In Moragne, 398 U.S. at 395-96, 90 S.Ct. at 1785, 26 L.Ed.2d at 353-54, the Supreme Court noted the incongruities inherent in this tripartite scheme. First, within territorial waters, unseaworthiness, a violation of federal law, produced liability if the victim were merely injured but frequently not if he were killed. Second, identical breaches of the duty to provide a seaworthy vessel that result in death produced liability on the high seas but not in territorial waters adjacent to those states that did not recognize unseaworthiness claims. And finally, survivors of seamen had no recourse for deaths in territorial water caused by unseaworthiness while survivors of nonseamen had such a remedy when provided by state law.

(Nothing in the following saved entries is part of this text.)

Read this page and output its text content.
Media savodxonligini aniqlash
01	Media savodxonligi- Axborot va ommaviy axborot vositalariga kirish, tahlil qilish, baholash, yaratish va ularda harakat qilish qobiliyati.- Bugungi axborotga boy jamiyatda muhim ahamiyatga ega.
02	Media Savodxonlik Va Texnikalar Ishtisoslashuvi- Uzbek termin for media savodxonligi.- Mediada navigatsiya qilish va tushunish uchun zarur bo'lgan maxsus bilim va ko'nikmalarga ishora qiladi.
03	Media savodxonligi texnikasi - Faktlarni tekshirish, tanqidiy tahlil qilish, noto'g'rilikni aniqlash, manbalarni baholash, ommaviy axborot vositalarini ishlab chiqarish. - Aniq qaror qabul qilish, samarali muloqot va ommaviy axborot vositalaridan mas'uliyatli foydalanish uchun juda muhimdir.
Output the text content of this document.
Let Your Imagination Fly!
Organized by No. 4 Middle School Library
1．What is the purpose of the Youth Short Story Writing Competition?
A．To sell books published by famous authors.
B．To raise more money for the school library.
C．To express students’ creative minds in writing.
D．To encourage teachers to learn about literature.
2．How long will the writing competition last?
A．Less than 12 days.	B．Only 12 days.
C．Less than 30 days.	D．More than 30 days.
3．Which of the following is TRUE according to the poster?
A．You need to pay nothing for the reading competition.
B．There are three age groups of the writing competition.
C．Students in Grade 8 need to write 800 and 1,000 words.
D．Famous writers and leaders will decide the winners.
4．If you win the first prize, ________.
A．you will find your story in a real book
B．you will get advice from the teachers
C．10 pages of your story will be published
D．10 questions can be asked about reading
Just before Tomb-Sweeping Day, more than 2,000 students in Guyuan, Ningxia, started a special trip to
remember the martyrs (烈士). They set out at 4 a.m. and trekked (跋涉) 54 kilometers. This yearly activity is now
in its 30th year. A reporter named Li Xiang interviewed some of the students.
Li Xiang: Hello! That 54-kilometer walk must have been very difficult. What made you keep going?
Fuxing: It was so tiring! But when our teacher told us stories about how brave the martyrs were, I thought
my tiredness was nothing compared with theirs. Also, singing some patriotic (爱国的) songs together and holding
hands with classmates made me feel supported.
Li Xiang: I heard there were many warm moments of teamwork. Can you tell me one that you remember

In an effort to remedy this unfair and irrational system, the Court in Moragne, id. at 409, 90 S.Ct. at 1792, 26 L.Ed.2d at 361, held that an action lies under general maritime law for death caused by unseaworthiness. The Court recognized that in creating a new cause of action not before recognized by general maritime law and not the product of a comprehensive statutory scheme numerous subsidiary issues could be resolved only after further litigation in the lower courts. Id. at 405-08, 90 S.Ct. at 1790-92, 26 L.Ed.2d at 359-61.

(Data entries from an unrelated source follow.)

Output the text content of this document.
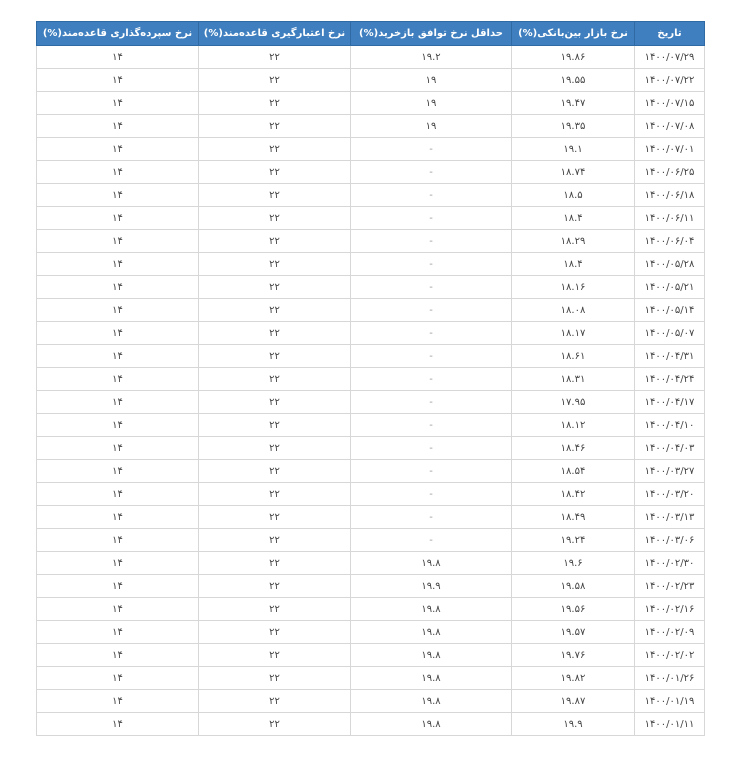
تاریخ	نرخ بازار بین‌بانکی(%)	حداقل نرخ توافق بازخرید(%)	نرخ اعتبارگیری قاعده‌مند(%)	نرخ سپرده‌گذاری قاعده‌مند(%)
۱۴۰۰/۰۷/۲۹	۱۹.۸۶	۱۹.۲	۲۲	۱۴
۱۴۰۰/۰۷/۲۲	۱۹.۵۵	۱۹	۲۲	۱۴
۱۴۰۰/۰۷/۱۵	۱۹.۴۷	۱۹	۲۲	۱۴
۱۴۰۰/۰۷/۰۸	۱۹.۳۵	۱۹	۲۲	۱۴
۱۴۰۰/۰۷/۰۱	۱۹.۱	-	۲۲	۱۴
۱۴۰۰/۰۶/۲۵	۱۸.۷۴	-	۲۲	۱۴
۱۴۰۰/۰۶/۱۸	۱۸.۵	-	۲۲	۱۴
۱۴۰۰/۰۶/۱۱	۱۸.۴	-	۲۲	۱۴
۱۴۰۰/۰۶/۰۴	۱۸.۲۹	-	۲۲	۱۴
۱۴۰۰/۰۵/۲۸	۱۸.۴	-	۲۲	۱۴
۱۴۰۰/۰۵/۲۱	۱۸.۱۶	-	۲۲	۱۴
۱۴۰۰/۰۵/۱۴	۱۸.۰۸	-	۲۲	۱۴
۱۴۰۰/۰۵/۰۷	۱۸.۱۷	-	۲۲	۱۴
۱۴۰۰/۰۴/۳۱	۱۸.۶۱	-	۲۲	۱۴
۱۴۰۰/۰۴/۲۴	۱۸.۳۱	-	۲۲	۱۴
۱۴۰۰/۰۴/۱۷	۱۷.۹۵	-	۲۲	۱۴
۱۴۰۰/۰۴/۱۰	۱۸.۱۲	-	۲۲	۱۴
۱۴۰۰/۰۴/۰۳	۱۸.۴۶	-	۲۲	۱۴
۱۴۰۰/۰۳/۲۷	۱۸.۵۴	-	۲۲	۱۴
۱۴۰۰/۰۳/۲۰	۱۸.۴۲	-	۲۲	۱۴
۱۴۰۰/۰۳/۱۳	۱۸.۴۹	-	۲۲	۱۴
۱۴۰۰/۰۳/۰۶	۱۹.۲۴	-	۲۲	۱۴
۱۴۰۰/۰۲/۳۰	۱۹.۶	۱۹.۸	۲۲	۱۴
۱۴۰۰/۰۲/۲۳	۱۹.۵۸	۱۹.۹	۲۲	۱۴
۱۴۰۰/۰۲/۱۶	۱۹.۵۶	۱۹.۸	۲۲	۱۴
۱۴۰۰/۰۲/۰۹	۱۹.۵۷	۱۹.۸	۲۲	۱۴
۱۴۰۰/۰۲/۰۲	۱۹.۷۶	۱۹.۸	۲۲	۱۴
۱۴۰۰/۰۱/۲۶	۱۹.۸۲	۱۹.۸	۲۲	۱۴
۱۴۰۰/۰۱/۱۹	۱۹.۸۷	۱۹.۸	۲۲	۱۴
۱۴۰۰/۰۱/۱۱	۱۹.۹	۱۹.۸	۲۲	۱۴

In Sea-Land Services, Inc. v. Gaudet, 414 U.S. 573, 94 S.Ct. 806, 39 L.Ed.2d 9 (1974), the court was called upon to give further substance to the new cause of action created in Moragne. The Court held that in Moragne actions survivors were entitled to recover for loss of society, which "embrace[d] a broad range of mutual benefits each family member receives from the others' continued existence, including love, affection, care, attention, companionship, comfort, and protection." Id. at 585, 94 S.Ct. at 815, 39 L.Ed.2d at 21.

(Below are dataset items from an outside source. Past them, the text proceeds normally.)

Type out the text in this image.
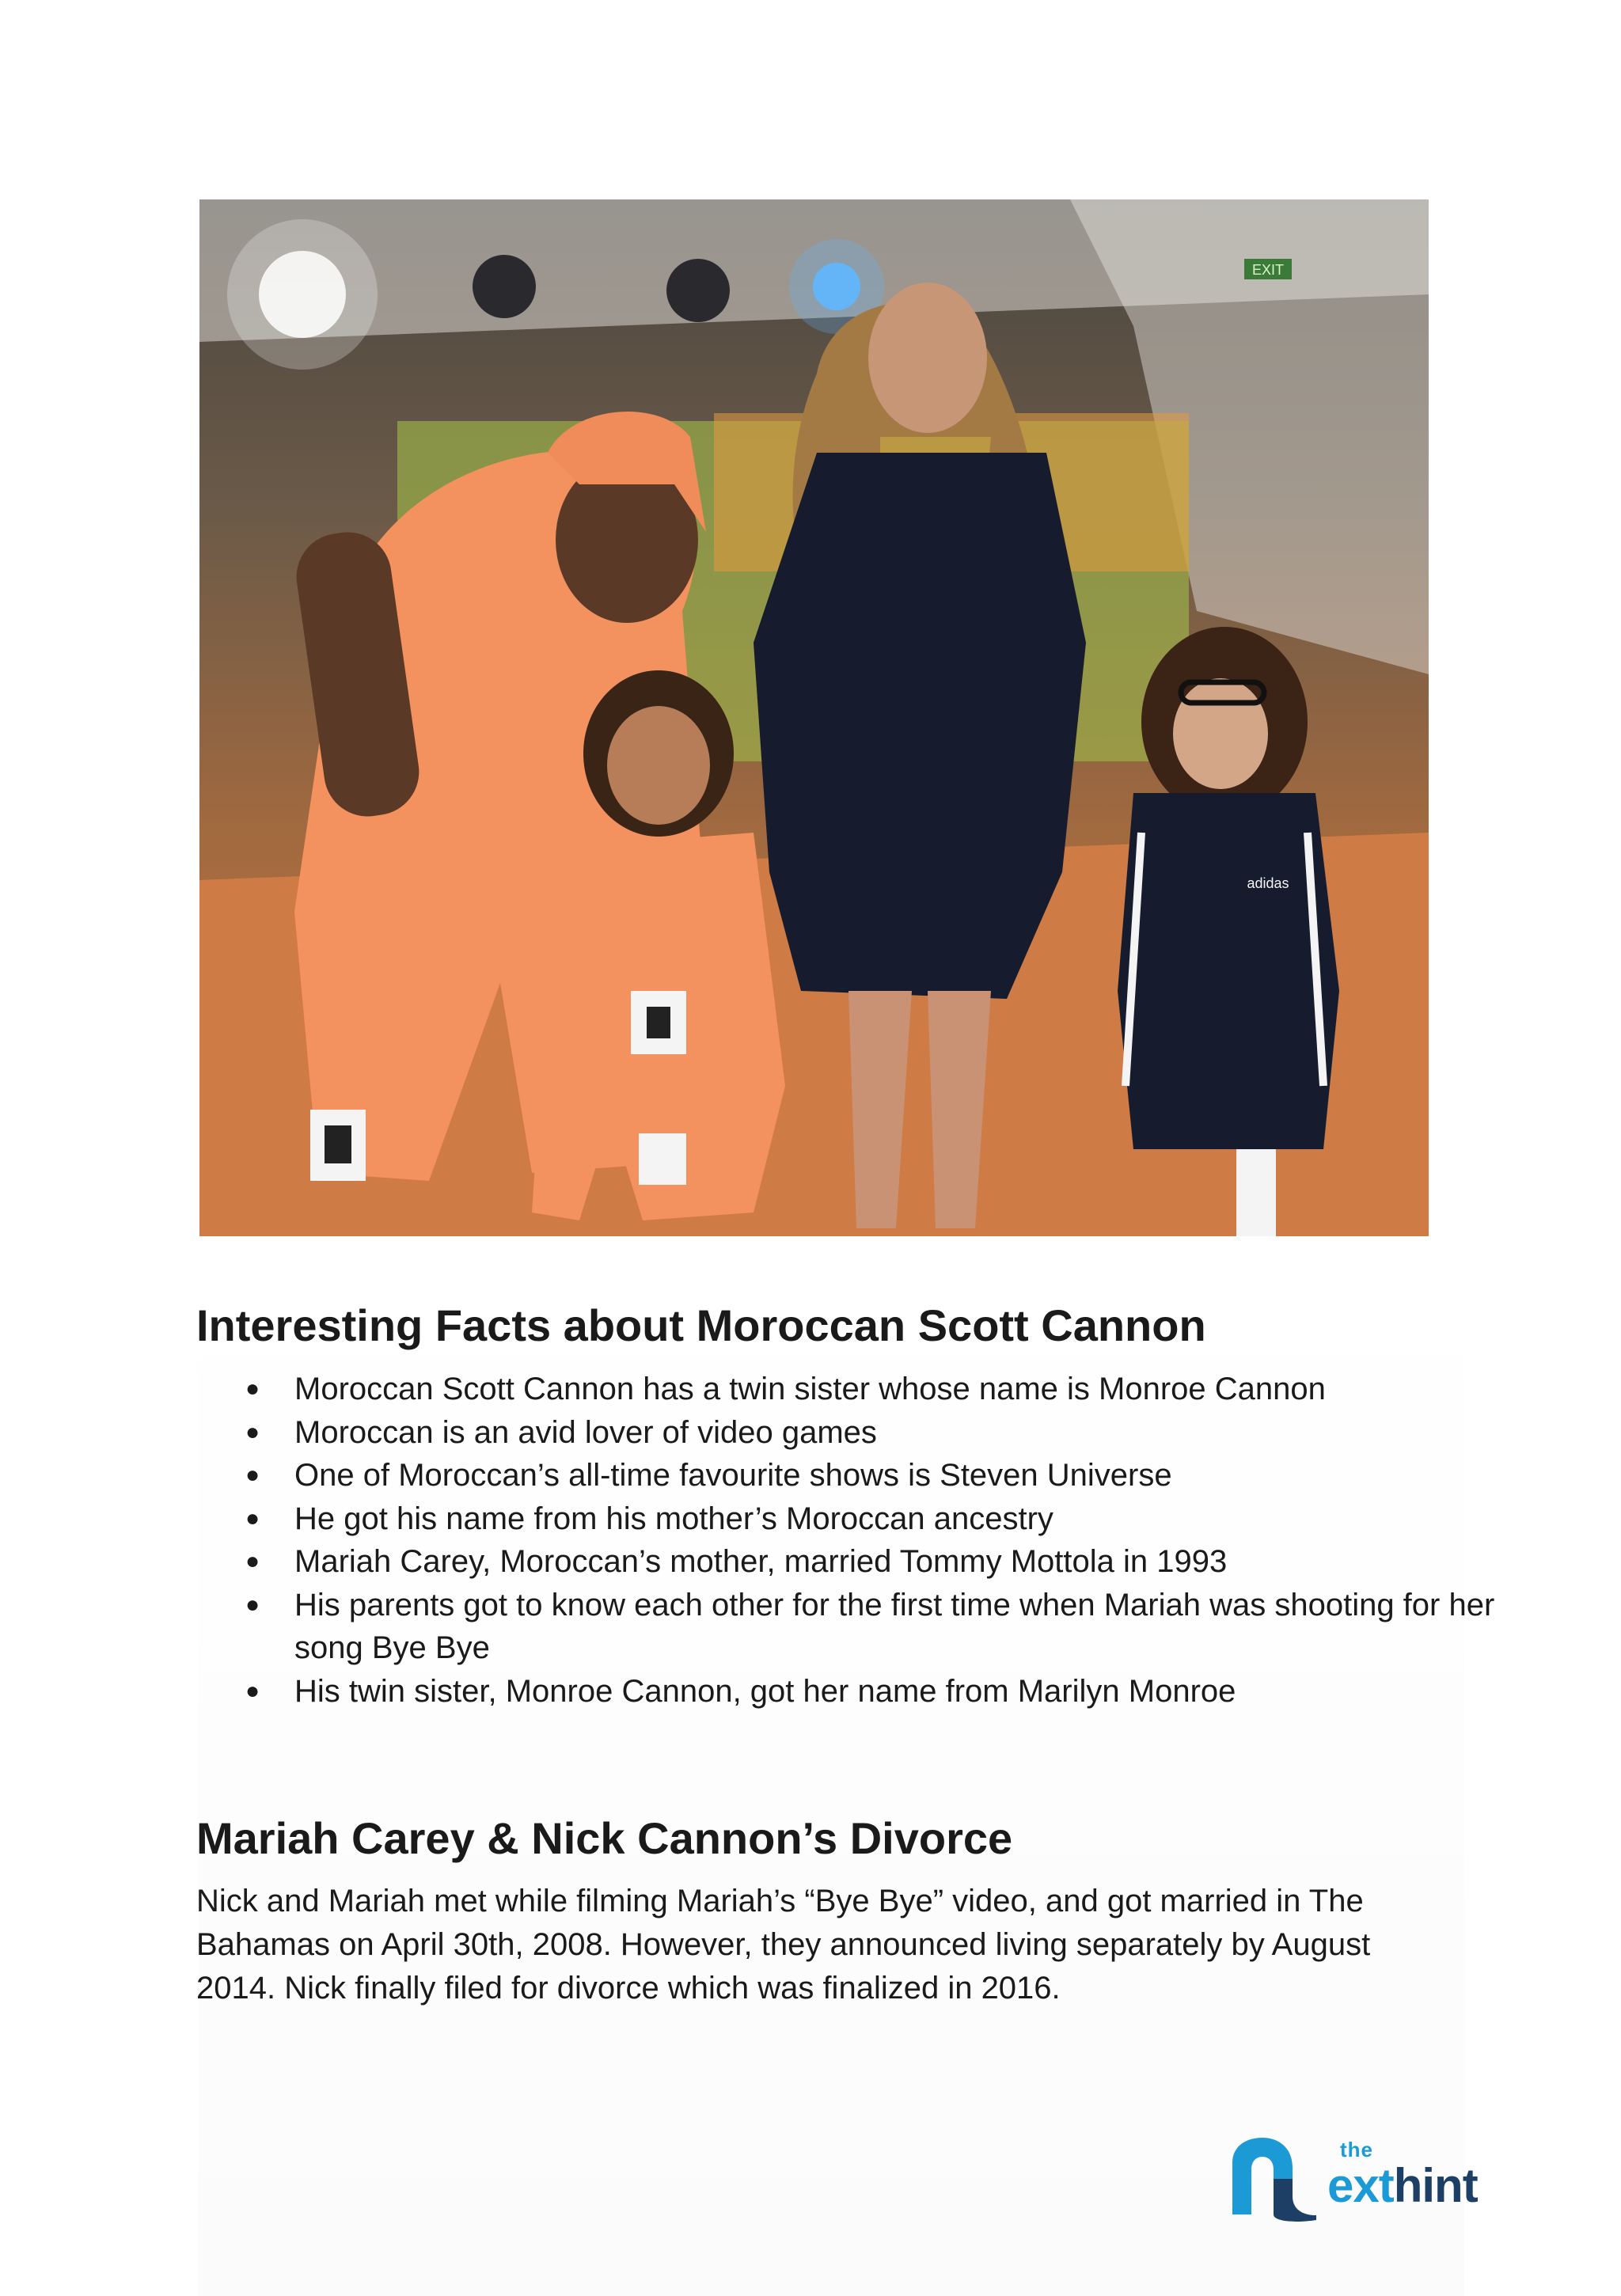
EXIT
adidas
Interesting Facts about Moroccan Scott Cannon
● Moroccan Scott Cannon has a twin sister whose name is Monroe Cannon
● Moroccan is an avid lover of video games
● One of Moroccan’s all-time favourite shows is Steven Universe
● He got his name from his mother’s Moroccan ancestry
● Mariah Carey, Moroccan’s mother, married Tommy Mottola in 1993
● His parents got to know each other for the first time when Mariah was shooting for her song Bye Bye
● His twin sister, Monroe Cannon, got her name from Marilyn Monroe
Mariah Carey & Nick Cannon’s Divorce

Nick and Mariah met while filming Mariah’s “Bye Bye” video, and got married in The Bahamas on April 30th, 2008. However, they announced living separately by August 2014. Nick finally filed for divorce which was finalized in 2016.

the
exthint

The last pronouncement in this area by the Supreme Court came in Mobil Oil Corp. v. Higginbotham, 436 U.S. 618, 98 S.Ct. 2010, 56 L.Ed.2d 581 (1978). In Higginbotham, 436 U.S. at 625, 98 S.Ct. at 2015, 56 L.Ed.2d at 587, the Court held that the exclusive remedy of survivors of persons killed on the high seas is under DOHSA with damages limited to pecuniary losses and, therefore, the survivors could not bring a Moragne cause of action for loss of society.

III.

The question before this court now is whether the loss of society damages awarded in Gaudet may be recovered by parents where they are not dependent on the seamen, and where the seamen were killed in territorial waters and are survived by spouse and/or children. 2 To answer this question, we must be guided by the manner in which the Supreme Court created the cause of action and determined what damages were recoverable. Foremost in the Court's holding were the twin aims of maritime law: achieving uniformity in the exercise of admiralty jurisdiction and providing special solicitude to seamen. See Moragne v. States Marine Lines, Inc., 398 U.S. 375, 386-88, 401, 403, 90 S.Ct. 1772, 1780-81, 1788-89, 26 L.Ed.2d 339 (1970); Sea-Land Services, Inc. v. Gaudet, 414 U.S. 573, 577, 94 S.Ct. 806, 811, 39 L.Ed.2d 9 (1974).